A Hollywood job fades to black: Film projectionist
Ever since the Great Recession started more than five years ago, Americans have paid closer attention to how we bring in a paycheck every two weeks. But the American labor market started changing long before the financial crisis. Today we’re starting a new series on Marketplace called “Disappearing Jobs” to examine the changing job market.
For the last 40 years I’ve been a motion picture projectionist. A film projectionist.
A friend of mine was managing a sleazy old theater called the Vagabond Theater and said “our projectionist just quit. Go in there and run it.”
I didn’t care about getting paid, I just wanted to go in there and do it. So for $3.50 an hour, I taught myself. I found a stable union job and I was told by my older peers that I could probably keep this job forever. I would never have to retire because it didn’t require physical labor, it just required your know-how on the equipment.

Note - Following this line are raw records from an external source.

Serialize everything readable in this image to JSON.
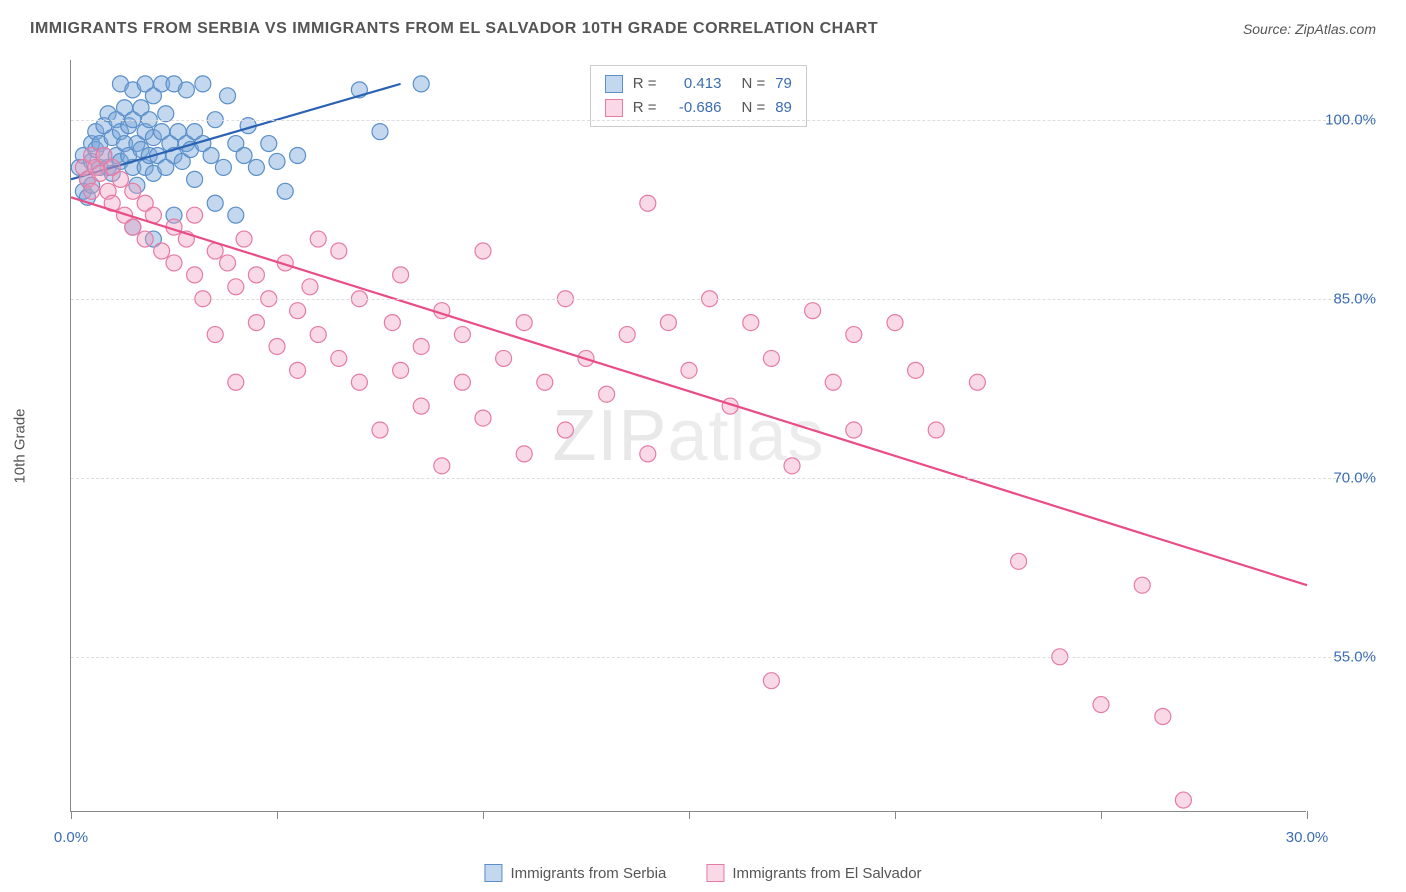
{
  "title": "IMMIGRANTS FROM SERBIA VS IMMIGRANTS FROM EL SALVADOR 10TH GRADE CORRELATION CHART",
  "source": "Source: ZipAtlas.com",
  "watermark_a": "ZIP",
  "watermark_b": "atlas",
  "y_axis_label": "10th Grade",
  "chart": {
    "type": "scatter",
    "background_color": "#ffffff",
    "grid_color": "#dddddd",
    "axis_color": "#888888",
    "text_color": "#555555",
    "value_color": "#3b6db0",
    "xlim": [
      0,
      30
    ],
    "ylim": [
      42,
      105
    ],
    "x_ticks": [
      0,
      5,
      10,
      15,
      20,
      25,
      30
    ],
    "x_tick_labels": {
      "0": "0.0%",
      "30": "30.0%"
    },
    "y_ticks": [
      55,
      70,
      85,
      100
    ],
    "y_tick_labels": {
      "55": "55.0%",
      "70": "70.0%",
      "85": "85.0%",
      "100": "100.0%"
    },
    "marker_radius": 8,
    "marker_stroke_width": 1.2,
    "line_width": 2.2,
    "series": [
      {
        "name": "Immigrants from Serbia",
        "fill": "rgba(122,166,218,0.45)",
        "stroke": "#5a8fc9",
        "line_color": "#2a62b3",
        "r_label": "R =",
        "r_value": "0.413",
        "n_label": "N =",
        "n_value": "79",
        "trend": {
          "x1": 0,
          "y1": 95,
          "x2": 8,
          "y2": 103
        },
        "points": [
          [
            0.2,
            96
          ],
          [
            0.3,
            97
          ],
          [
            0.4,
            95
          ],
          [
            0.5,
            98
          ],
          [
            0.5,
            96.5
          ],
          [
            0.6,
            97.5
          ],
          [
            0.6,
            99
          ],
          [
            0.7,
            96
          ],
          [
            0.7,
            98
          ],
          [
            0.8,
            97
          ],
          [
            0.8,
            99.5
          ],
          [
            0.9,
            96
          ],
          [
            0.9,
            100.5
          ],
          [
            1.0,
            95.5
          ],
          [
            1.0,
            98.5
          ],
          [
            1.1,
            97
          ],
          [
            1.1,
            100
          ],
          [
            1.2,
            96.5
          ],
          [
            1.2,
            99
          ],
          [
            1.2,
            103
          ],
          [
            1.3,
            98
          ],
          [
            1.3,
            101
          ],
          [
            1.4,
            97
          ],
          [
            1.4,
            99.5
          ],
          [
            1.5,
            96
          ],
          [
            1.5,
            100
          ],
          [
            1.5,
            102.5
          ],
          [
            1.6,
            98
          ],
          [
            1.6,
            94.5
          ],
          [
            1.7,
            97.5
          ],
          [
            1.7,
            101
          ],
          [
            1.8,
            96
          ],
          [
            1.8,
            99
          ],
          [
            1.8,
            103
          ],
          [
            1.9,
            97
          ],
          [
            1.9,
            100
          ],
          [
            2.0,
            95.5
          ],
          [
            2.0,
            98.5
          ],
          [
            2.0,
            102
          ],
          [
            2.1,
            97
          ],
          [
            2.2,
            99
          ],
          [
            2.2,
            103
          ],
          [
            2.3,
            96
          ],
          [
            2.3,
            100.5
          ],
          [
            2.4,
            98
          ],
          [
            2.5,
            97
          ],
          [
            2.5,
            103
          ],
          [
            2.6,
            99
          ],
          [
            2.7,
            96.5
          ],
          [
            2.8,
            98
          ],
          [
            2.8,
            102.5
          ],
          [
            2.9,
            97.5
          ],
          [
            3.0,
            99
          ],
          [
            3.0,
            95
          ],
          [
            3.2,
            103
          ],
          [
            3.2,
            98
          ],
          [
            3.4,
            97
          ],
          [
            3.5,
            100
          ],
          [
            3.5,
            93
          ],
          [
            3.7,
            96
          ],
          [
            3.8,
            102
          ],
          [
            4.0,
            98
          ],
          [
            4.0,
            92
          ],
          [
            4.2,
            97
          ],
          [
            4.3,
            99.5
          ],
          [
            4.5,
            96
          ],
          [
            4.8,
            98
          ],
          [
            5.0,
            96.5
          ],
          [
            5.2,
            94
          ],
          [
            5.5,
            97
          ],
          [
            1.5,
            91
          ],
          [
            2.0,
            90
          ],
          [
            2.5,
            92
          ],
          [
            0.3,
            94
          ],
          [
            0.4,
            93.5
          ],
          [
            0.5,
            94.5
          ],
          [
            7.0,
            102.5
          ],
          [
            7.5,
            99
          ],
          [
            8.5,
            103
          ]
        ]
      },
      {
        "name": "Immigrants from El Salvador",
        "fill": "rgba(240,160,190,0.4)",
        "stroke": "#e67ba5",
        "line_color": "#e94c86",
        "r_label": "R =",
        "r_value": "-0.686",
        "n_label": "N =",
        "n_value": "89",
        "trend": {
          "x1": 0,
          "y1": 93.5,
          "x2": 30,
          "y2": 61
        },
        "points": [
          [
            0.3,
            96
          ],
          [
            0.4,
            95
          ],
          [
            0.5,
            97
          ],
          [
            0.5,
            94
          ],
          [
            0.6,
            96
          ],
          [
            0.7,
            95.5
          ],
          [
            0.8,
            97
          ],
          [
            0.9,
            94
          ],
          [
            1.0,
            96
          ],
          [
            1.0,
            93
          ],
          [
            1.2,
            95
          ],
          [
            1.3,
            92
          ],
          [
            1.5,
            94
          ],
          [
            1.5,
            91
          ],
          [
            1.8,
            93
          ],
          [
            1.8,
            90
          ],
          [
            2.0,
            92
          ],
          [
            2.2,
            89
          ],
          [
            2.5,
            91
          ],
          [
            2.5,
            88
          ],
          [
            2.8,
            90
          ],
          [
            3.0,
            87
          ],
          [
            3.0,
            92
          ],
          [
            3.2,
            85
          ],
          [
            3.5,
            89
          ],
          [
            3.5,
            82
          ],
          [
            3.8,
            88
          ],
          [
            4.0,
            86
          ],
          [
            4.0,
            78
          ],
          [
            4.2,
            90
          ],
          [
            4.5,
            87
          ],
          [
            4.5,
            83
          ],
          [
            4.8,
            85
          ],
          [
            5.0,
            81
          ],
          [
            5.2,
            88
          ],
          [
            5.5,
            84
          ],
          [
            5.5,
            79
          ],
          [
            5.8,
            86
          ],
          [
            6.0,
            82
          ],
          [
            6.0,
            90
          ],
          [
            6.5,
            89
          ],
          [
            6.5,
            80
          ],
          [
            7.0,
            78
          ],
          [
            7.0,
            85
          ],
          [
            7.5,
            74
          ],
          [
            7.8,
            83
          ],
          [
            8.0,
            79
          ],
          [
            8.0,
            87
          ],
          [
            8.5,
            81
          ],
          [
            8.5,
            76
          ],
          [
            9.0,
            84
          ],
          [
            9.0,
            71
          ],
          [
            9.5,
            82
          ],
          [
            9.5,
            78
          ],
          [
            10.0,
            89
          ],
          [
            10.0,
            75
          ],
          [
            10.5,
            80
          ],
          [
            11.0,
            83
          ],
          [
            11.0,
            72
          ],
          [
            11.5,
            78
          ],
          [
            12.0,
            85
          ],
          [
            12.0,
            74
          ],
          [
            12.5,
            80
          ],
          [
            13.0,
            77
          ],
          [
            13.5,
            82
          ],
          [
            14.0,
            93
          ],
          [
            14.0,
            72
          ],
          [
            14.5,
            83
          ],
          [
            15.0,
            79
          ],
          [
            15.5,
            85
          ],
          [
            16.0,
            76
          ],
          [
            16.5,
            83
          ],
          [
            17.0,
            80
          ],
          [
            17.5,
            71
          ],
          [
            18.0,
            84
          ],
          [
            18.5,
            78
          ],
          [
            19.0,
            82
          ],
          [
            19.0,
            74
          ],
          [
            20.0,
            83
          ],
          [
            20.5,
            79
          ],
          [
            21.0,
            74
          ],
          [
            22.0,
            78
          ],
          [
            23.0,
            63
          ],
          [
            24.0,
            55
          ],
          [
            25.0,
            51
          ],
          [
            26.0,
            61
          ],
          [
            26.5,
            50
          ],
          [
            27.0,
            43
          ],
          [
            17.0,
            53
          ]
        ]
      }
    ]
  },
  "legend_bottom": [
    {
      "label": "Immigrants from Serbia",
      "fill": "rgba(122,166,218,0.45)",
      "stroke": "#5a8fc9"
    },
    {
      "label": "Immigrants from El Salvador",
      "fill": "rgba(240,160,190,0.4)",
      "stroke": "#e67ba5"
    }
  ]
}
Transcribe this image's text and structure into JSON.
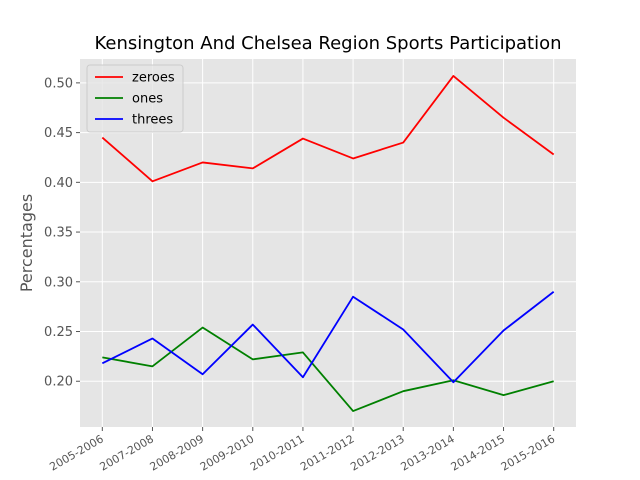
{
  "chart_data": {
    "type": "line",
    "title": "Kensington And Chelsea Region Sports Participation",
    "xlabel": "",
    "ylabel": "Percentages",
    "categories": [
      "2005-2006",
      "2007-2008",
      "2008-2009",
      "2009-2010",
      "2010-2011",
      "2011-2012",
      "2012-2013",
      "2013-2014",
      "2014-2015",
      "2015-2016"
    ],
    "ylim": [
      0.154,
      0.524
    ],
    "yticks": [
      "0.20",
      "0.25",
      "0.30",
      "0.35",
      "0.40",
      "0.45",
      "0.50"
    ],
    "grid": true,
    "legend_position": "top-left",
    "series": [
      {
        "name": "zeroes",
        "color": "#ff0000",
        "values": [
          0.445,
          0.401,
          0.42,
          0.414,
          0.444,
          0.424,
          0.44,
          0.507,
          0.465,
          0.428
        ]
      },
      {
        "name": "ones",
        "color": "#008000",
        "values": [
          0.224,
          0.215,
          0.254,
          0.222,
          0.229,
          0.17,
          0.19,
          0.201,
          0.186,
          0.2
        ]
      },
      {
        "name": "threes",
        "color": "#0000ff",
        "values": [
          0.218,
          0.243,
          0.207,
          0.257,
          0.204,
          0.285,
          0.252,
          0.199,
          0.251,
          0.29
        ]
      }
    ],
    "background_color": "#e5e5e5",
    "grid_color": "#ffffff"
  }
}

Everybody in America went to the movies every week, so we were important. Also, “projectionist” was listed as the highest-paid industrial job in California. I like to remind people of that now that they’re trying to pay us nothing.
Digital movies drive change
My favorite quote is still the studio executive who said “we have a robust system and we can pay any idiot $5 an hour to run it.”
So why do away with the film projectors? The reason is everyone loves new technology, and now they have it.
I still intend to be the last projectionist alive. But it will be a real accident if I get more jobs.